OMG. As I was reading this book, I kept wanting to turn to the back cover, to the author’s photo,
and yell “you’re a dirty old man!” I’m certainly no prude, but the characters in Robert Goolrick’s A Reliable Wife were just a tad too preoccupied with sex, particularly the sex they aren’t getting and that everyone else supposedly is.
Warning, this review contains some serious spoilers. I’ve been lavish with the spoilers only because I don’t think the book is worth reading, and thus this review will save you several hours of your life that I myself will never get back. Indeed this book has reminded me just what it is I always disliked about book clubs: reading selection.
Wealthy tycoon Ralph Truitt has advertised for a wife. It is winter of 1907 when the novel opens and Truitt is standing on a cold train station platform awaiting his “honest, reliable” wife-to-be, Catherine Land. When she arrives, Catherine in no way resembles the picture enclosed in their exchange of letters. And so it begins. Both Ralph and Catherine have pasts they desperately want to forget. Orphaned at a young age, Catherine turned to the oldest known profession to survive. She has come to Truitt, Wisconsin to marry the town patriarch with one goal: to become a rich widow and entice her feckless, faithless lover back into her arms.
Ralph has his own disturbing past filled with decadence and depravity in the whore-houses of Europe. He returned to Wisconsin only after his father’s death, to take up the reins of the Truitt empire, bringing his Italian Countess bride along with him. Emilia did not adjust to life in cold, forlorn Wisconsin however, and soon lived her own life of dissipation, taking lovers under her husband’s roof.
A vengeful, cuckolded Truitt manages to drive away both wife and son, and now years later, having lived life as a monk in reparation for past sins, he marries deceitful Catherine Land and begs she travel to St Louis to bring back his prodigal son whom Pinkerton detectives have finally tracked down.
Catherine does as she is bid, and lo and behold, the prodigal son turns out to be the feckless, faithless lover.
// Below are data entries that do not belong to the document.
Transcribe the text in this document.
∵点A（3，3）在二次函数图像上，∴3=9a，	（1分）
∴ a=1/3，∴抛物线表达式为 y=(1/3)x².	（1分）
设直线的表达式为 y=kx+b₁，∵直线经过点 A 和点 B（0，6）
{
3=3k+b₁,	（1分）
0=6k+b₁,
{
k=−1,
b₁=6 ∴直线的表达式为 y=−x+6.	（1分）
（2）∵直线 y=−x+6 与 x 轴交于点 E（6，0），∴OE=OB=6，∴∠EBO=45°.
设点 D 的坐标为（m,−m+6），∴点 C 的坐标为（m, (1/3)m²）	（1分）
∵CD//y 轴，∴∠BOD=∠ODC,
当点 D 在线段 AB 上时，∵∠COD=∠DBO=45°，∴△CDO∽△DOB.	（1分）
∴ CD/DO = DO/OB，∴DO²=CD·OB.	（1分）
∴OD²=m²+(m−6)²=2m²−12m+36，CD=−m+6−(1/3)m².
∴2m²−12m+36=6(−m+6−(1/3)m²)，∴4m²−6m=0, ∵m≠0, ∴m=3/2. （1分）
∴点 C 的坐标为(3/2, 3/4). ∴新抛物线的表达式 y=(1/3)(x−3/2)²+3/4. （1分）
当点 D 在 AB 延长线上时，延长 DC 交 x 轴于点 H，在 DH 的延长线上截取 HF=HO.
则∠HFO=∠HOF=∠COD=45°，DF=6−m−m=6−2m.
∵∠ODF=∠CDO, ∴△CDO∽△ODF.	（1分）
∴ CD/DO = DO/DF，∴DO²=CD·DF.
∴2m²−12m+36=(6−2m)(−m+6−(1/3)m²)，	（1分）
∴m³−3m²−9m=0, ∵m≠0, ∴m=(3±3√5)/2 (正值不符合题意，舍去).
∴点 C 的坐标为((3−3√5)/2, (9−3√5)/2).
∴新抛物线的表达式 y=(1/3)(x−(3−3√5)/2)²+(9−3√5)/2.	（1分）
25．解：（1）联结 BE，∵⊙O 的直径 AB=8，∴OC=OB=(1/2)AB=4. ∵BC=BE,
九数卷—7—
Who didn’t see that one coming? No surprise, Catherine and lover have plotted Truitt’s demise, but once married and living respectably where no one knows her past Catherine has experienced a change of heart. She finally has the life she’s always wanted and can no longer kill an innocent man.
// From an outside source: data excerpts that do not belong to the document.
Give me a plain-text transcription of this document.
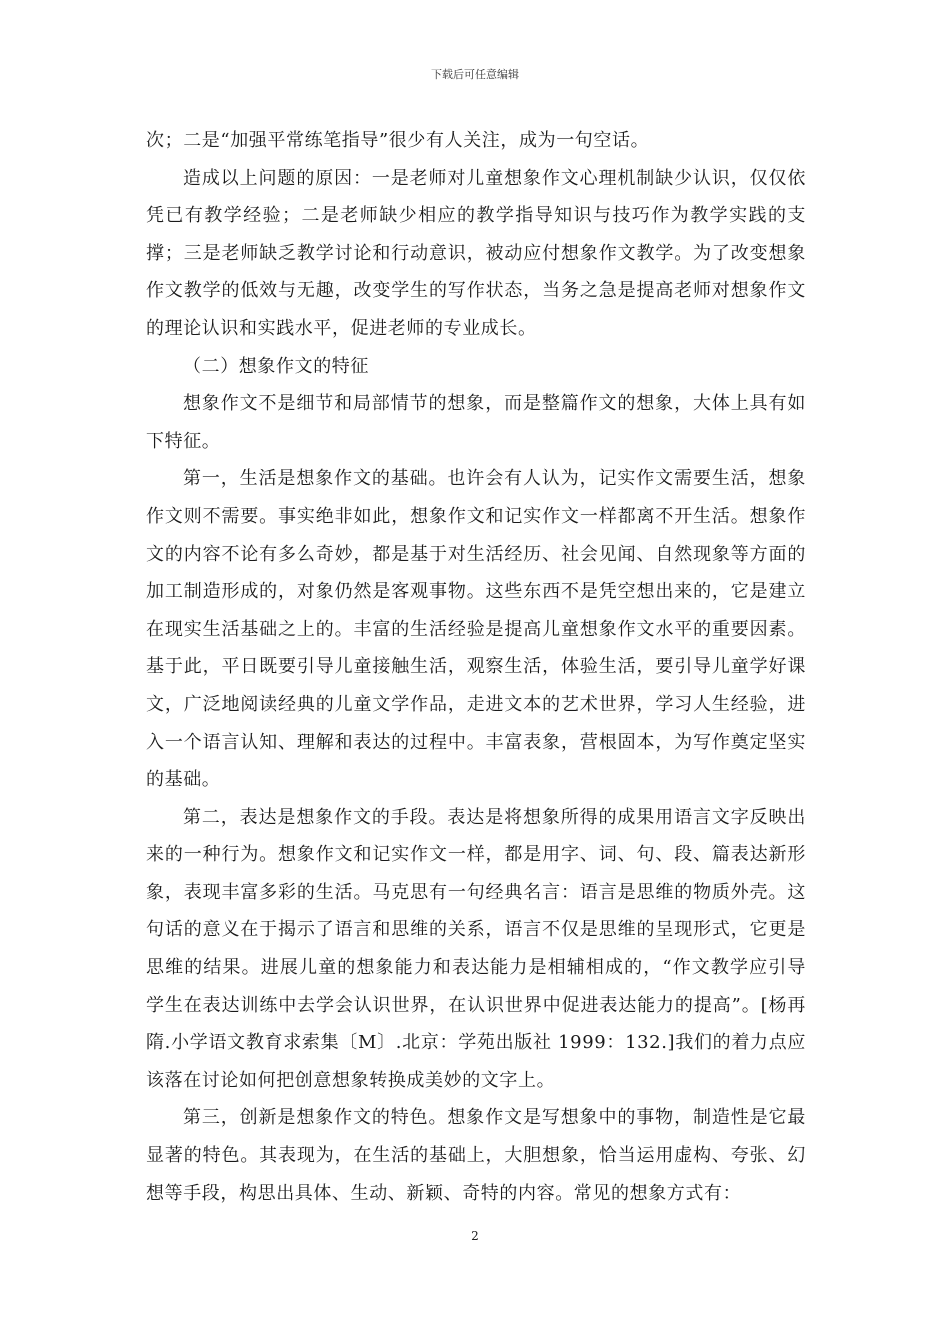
下载后可任意编辑

次；二是“加强平常练笔指导”很少有人关注，成为一句空话。

造成以上问题的原因：一是老师对儿童想象作文心理机制缺少认识，仅仅依凭已有教学经验；二是老师缺少相应的教学指导知识与技巧作为教学实践的支撑；三是老师缺乏教学讨论和行动意识，被动应付想象作文教学。为了改变想象作文教学的低效与无趣，改变学生的写作状态，当务之急是提高老师对想象作文的理论认识和实践水平，促进老师的专业成长。

（二）想象作文的特征

想象作文不是细节和局部情节的想象，而是整篇作文的想象，大体上具有如下特征。

第一，生活是想象作文的基础。也许会有人认为，记实作文需要生活，想象作文则不需要。事实绝非如此，想象作文和记实作文一样都离不开生活。想象作文的内容不论有多么奇妙，都是基于对生活经历、社会见闻、自然现象等方面的加工制造形成的，对象仍然是客观事物。这些东西不是凭空想出来的，它是建立在现实生活基础之上的。丰富的生活经验是提高儿童想象作文水平的重要因素。基于此，平日既要引导儿童接触生活，观察生活，体验生活，要引导儿童学好课文，广泛地阅读经典的儿童文学作品，走进文本的艺术世界，学习人生经验，进入一个语言认知、理解和表达的过程中。丰富表象，营根固本，为写作奠定坚实的基础。

第二，表达是想象作文的手段。表达是将想象所得的成果用语言文字反映出来的一种行为。想象作文和记实作文一样，都是用字、词、句、段、篇表达新形象，表现丰富多彩的生活。马克思有一句经典名言：语言是思维的物质外壳。这句话的意义在于揭示了语言和思维的关系，语言不仅是思维的呈现形式，它更是思维的结果。进展儿童的想象能力和表达能力是相辅相成的，“作文教学应引导学生在表达训练中去学会认识世界，在认识世界中促进表达能力的提高”。[杨再隋.小学语文教育求索集〔M〕.北京：学苑出版社 1999：132.]我们的着力点应该落在讨论如何把创意想象转换成美妙的文字上。

第三，创新是想象作文的特色。想象作文是写想象中的事物，制造性是它最显著的特色。其表现为，在生活的基础上，大胆想象，恰当运用虚构、夸张、幻想等手段，构思出具体、生动、新颖、奇特的内容。常见的想象方式有：

2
The story is a good one, filled with many soap opera-ish twists and turns, and Goolrick’s language is quite beautiful and lyrical, but much of the above is told in backstory, and I think it would have been a much stronger novel had Goolrick let events play out in an epic saga rather than encapsulating years of Ralph or Catherine’s life in a few explanatory paragraphs. For that reason, I struggled to enjoy the book. I became far too tired of Goolrick’s tell, don’t show writing style.
At the end of the novel Goolrick mentions a book of photographs he discovered in 1973 that told the story of the people of a small Wisconsin town in the early 1900s. For Goolrick, this book profoundly changed his life. In A Reliable Wife, he’s attempted to put words to those photographs by giving us a town full of depraved characters and unhappy events. It’s an interesting concept, but falls flat when Goolrick’s novel begins to read as a series of photograph descriptions instead of a cohesive story about real, living and breathing, individuals. Goolrick may have received critical acclaim with his first book, the biting family memoir The End of the World as we Know it, but his follow-up A Reliable Wife is an overly indulgent second book that probably should have stayed at the bottom of a desk drawer. Had it not been for this being a Windsor Book Club selection, I would have given it a pass.
What the Windsor Book Club members had to say:
Well once again the cheese stands alone. I was the only one of the group who didn’t like the book. Everyone else enjoyed the plot twists (which I thought were obvious) and thought it was a very interesting story. The highlight of the evening for everyone was being joined by the author via speakerphone (and no, I did not call him a dirty old man in person ;p). It was fun hearing the author’s perspective of the characters and the personal experiences that led him to write such a book. For Goolrick, who was abused as a child, the characters in A Reliable Wife all suffered some form of abuse in childhood that impacted the paths they took and the adults they became. Some overcome and find redemption and renewal, while others sink deeper into dissipation. Not everyone can be saved, after all. An interesting point that I missed on first reading the book is that although there is much fixation with sex by the characters, what they really desire and are missing from their lives is affection and companionship. It’s more the desire to return to the innocence of childhood which they never knew then to exploit themselves further with physical sexuality. So perhaps there are a few redeeming qualities that warrant another look at the book.